Creating an Event-Driven Architecture for Audio File Transcription with AWS Transcribe

3 min readOct 6, 2024

In the world of cloud computing, automation and efficiency are key. One powerful way to achieve this is by using an event-driven architecture that seamlessly integrates different AWS services. In this blog, we will create an architecture that automatically converts audio files uploaded to an S3 bucket into text using the AWS Transcribe Service.

Architecture Overview

The architecture involves the following AWS services:

Amazon S3: To store audio files.
AWS Lambda: To trigger the transcription process when a new file is uploaded.
AWS Transcribe: To convert audio files to text.
Amazon SNS (Simple Notification Service): To notify when the transcription is complete.

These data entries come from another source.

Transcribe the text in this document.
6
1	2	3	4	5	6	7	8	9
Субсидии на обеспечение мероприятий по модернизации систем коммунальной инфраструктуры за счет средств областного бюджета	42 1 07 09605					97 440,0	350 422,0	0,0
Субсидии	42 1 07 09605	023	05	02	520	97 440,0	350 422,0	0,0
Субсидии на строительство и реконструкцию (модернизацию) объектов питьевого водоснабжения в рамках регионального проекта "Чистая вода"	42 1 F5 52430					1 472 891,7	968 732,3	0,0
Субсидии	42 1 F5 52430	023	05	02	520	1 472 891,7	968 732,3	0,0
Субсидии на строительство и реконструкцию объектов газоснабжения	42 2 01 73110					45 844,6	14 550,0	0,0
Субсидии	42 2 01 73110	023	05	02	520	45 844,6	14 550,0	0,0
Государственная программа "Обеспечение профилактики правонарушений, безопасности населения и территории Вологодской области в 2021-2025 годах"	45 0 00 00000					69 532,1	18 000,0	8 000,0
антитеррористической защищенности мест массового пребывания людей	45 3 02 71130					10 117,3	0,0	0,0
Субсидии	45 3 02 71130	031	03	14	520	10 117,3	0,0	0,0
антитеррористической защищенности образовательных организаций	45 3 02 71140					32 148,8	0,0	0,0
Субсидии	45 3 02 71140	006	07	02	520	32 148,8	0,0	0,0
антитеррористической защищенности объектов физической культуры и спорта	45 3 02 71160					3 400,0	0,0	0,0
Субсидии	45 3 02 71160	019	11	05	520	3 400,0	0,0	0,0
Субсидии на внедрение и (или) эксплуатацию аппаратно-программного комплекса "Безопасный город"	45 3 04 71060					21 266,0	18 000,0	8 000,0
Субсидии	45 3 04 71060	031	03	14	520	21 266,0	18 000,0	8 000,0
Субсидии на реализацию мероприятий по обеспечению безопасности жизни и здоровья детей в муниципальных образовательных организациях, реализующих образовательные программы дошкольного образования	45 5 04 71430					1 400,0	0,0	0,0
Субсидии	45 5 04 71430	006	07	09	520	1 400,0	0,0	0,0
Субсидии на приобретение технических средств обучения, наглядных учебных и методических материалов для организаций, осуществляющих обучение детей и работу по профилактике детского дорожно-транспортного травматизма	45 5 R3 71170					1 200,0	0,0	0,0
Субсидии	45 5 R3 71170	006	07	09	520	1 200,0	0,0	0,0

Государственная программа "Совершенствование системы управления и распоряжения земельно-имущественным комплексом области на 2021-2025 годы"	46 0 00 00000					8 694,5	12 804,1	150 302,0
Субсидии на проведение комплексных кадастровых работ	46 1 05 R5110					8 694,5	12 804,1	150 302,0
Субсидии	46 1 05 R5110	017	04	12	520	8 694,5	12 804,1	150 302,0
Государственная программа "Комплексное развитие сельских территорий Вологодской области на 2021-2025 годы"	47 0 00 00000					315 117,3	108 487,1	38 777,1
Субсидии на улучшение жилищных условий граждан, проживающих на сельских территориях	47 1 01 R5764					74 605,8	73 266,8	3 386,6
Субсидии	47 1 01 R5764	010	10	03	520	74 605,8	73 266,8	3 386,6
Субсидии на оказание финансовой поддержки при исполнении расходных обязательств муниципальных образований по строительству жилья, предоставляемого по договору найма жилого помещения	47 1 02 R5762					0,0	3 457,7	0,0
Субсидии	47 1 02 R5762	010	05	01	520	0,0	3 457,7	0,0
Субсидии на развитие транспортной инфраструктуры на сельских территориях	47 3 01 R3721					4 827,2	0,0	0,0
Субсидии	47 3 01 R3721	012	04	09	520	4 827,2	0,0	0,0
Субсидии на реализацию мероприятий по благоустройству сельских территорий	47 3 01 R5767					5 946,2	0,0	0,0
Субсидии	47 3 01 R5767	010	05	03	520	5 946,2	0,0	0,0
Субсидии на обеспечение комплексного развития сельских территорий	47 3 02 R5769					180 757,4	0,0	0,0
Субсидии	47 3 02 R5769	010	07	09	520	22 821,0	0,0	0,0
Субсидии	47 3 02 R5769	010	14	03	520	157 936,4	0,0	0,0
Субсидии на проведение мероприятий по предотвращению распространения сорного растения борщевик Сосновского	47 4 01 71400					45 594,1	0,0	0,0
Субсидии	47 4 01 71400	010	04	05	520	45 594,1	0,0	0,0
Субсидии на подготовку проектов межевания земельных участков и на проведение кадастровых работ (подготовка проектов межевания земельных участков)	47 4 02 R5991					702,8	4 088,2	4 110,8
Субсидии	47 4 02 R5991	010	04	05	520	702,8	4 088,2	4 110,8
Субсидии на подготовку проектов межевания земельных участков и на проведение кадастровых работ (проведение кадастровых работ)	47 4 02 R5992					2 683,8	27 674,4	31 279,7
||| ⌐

Step-by-Step Implementation

Step 1: Create an S3 Bucket

Log in to your AWS Management Console.
Navigate to S3 and click on Create bucket.
Enter a unique bucket name and choose a region.
Click on Create bucket.

Step 2: Set Up AWS Lambda Function

Go to the AWS Lambda service.
Click on Create function.
Choose Author from scratch.
Enter a name for your function, e.g., TranscribeAudioFunction.
Choose a runtime (Node.js or Python is commonly used).
Under Permissions, select Create a new role with basic Lambda permissions.
Click Create function.

Step 3: Configure Lambda to Handle S3 Events

Scroll down to the Function code section and add the code that will handle the S3 event and start the transcription job. Here’s a sample code snippet in Python:

import json
import boto3

def lambda_handler(event, context):
    transcribe = boto3.client('transcribe')
    s3 = boto3.client('s3')

    # Extracting the bucket name and file name from the event
    bucket = event['Records'][0]['s3']['bucket']['name']
    key = event['Records'][0]['s3']['object']['key']

    # Transcription job details
    job_name = key.split('.')[0]  # Use the file name without extension
    job_uri = f"s3://{bucket}/{key}"

    # Start transcription job
    response = transcribe.start_transcription_job(
        TranscriptionJobName=job_name,
        Media={'MediaFileUri': job_uri},
        MediaFormat='mp3',  # Change as per your audio file format
        LanguageCode='en-US'  # Change as per your audio language
    )

    return {
        'statusCode': 200,
        'body': json.dumps('Transcription job started successfully!')
    }

Step 4: Set Up S3 Event Notification

Go back to your S3 bucket and select the Properties tab.
Scroll down to Event notifications and click Create event notification.
Enter a name for your event.
Under Event types, select PUT (to trigger when a file is uploaded).
Under Destination, choose Lambda Function and select the Lambda function you created earlier.
Click Save changes.

Step 5: IAM Permissions for Lambda

To ensure that your Lambda function has the necessary permissions to access S3 and Transcribe:

Go to the IAM service in AWS Management Console.
Select the role associated with your Lambda function.
Click on Attach policies and add the following policies:

AmazonS3ReadOnlyAccess
AmazonTranscribeFullAccess
AWSLambdaBasicExecutionRole

Step 6: (Optional) Set Up SNS for Notifications

Create a new SNS Topic in the SNS console.
Subscribe to the topic with your email to receive notifications.
Update your Lambda function to publish a message to the SNS topic upon transcription completion:

import boto3

sns = boto3.client('sns')

# After starting the transcription job
sns.publish(
    TopicArn='arn:aws:sns:your-region:your-account-id:your-topic-name',
    Message='Transcription job started: ' + job_name
)

Step 7: Test the Architecture

Upload an audio file to your S3 bucket.
Check the AWS Transcribe service to see if the transcription job has started.
If you’ve set up SNS, check your email for notifications.

Step 8: Retrieve Transcription Results

You can retrieve the transcription results by calling the get_transcription_job method in another Lambda function or manually in the AWS Management Console.

Here’s a simple example of how to retrieve the transcription results:

def get_transcription_result(job_name):
    response = transcribe.get_transcription_job(TranscriptionJobName=job_name)
    return response['TranscriptionJob']['Transcript']['TranscriptFileUri']

Conclusion

In this blog, we have created an event-driven architecture using AWS services to automate the transcription of audio files uploaded to S3. This setup not only saves time but also ensures efficiency in handling audio content.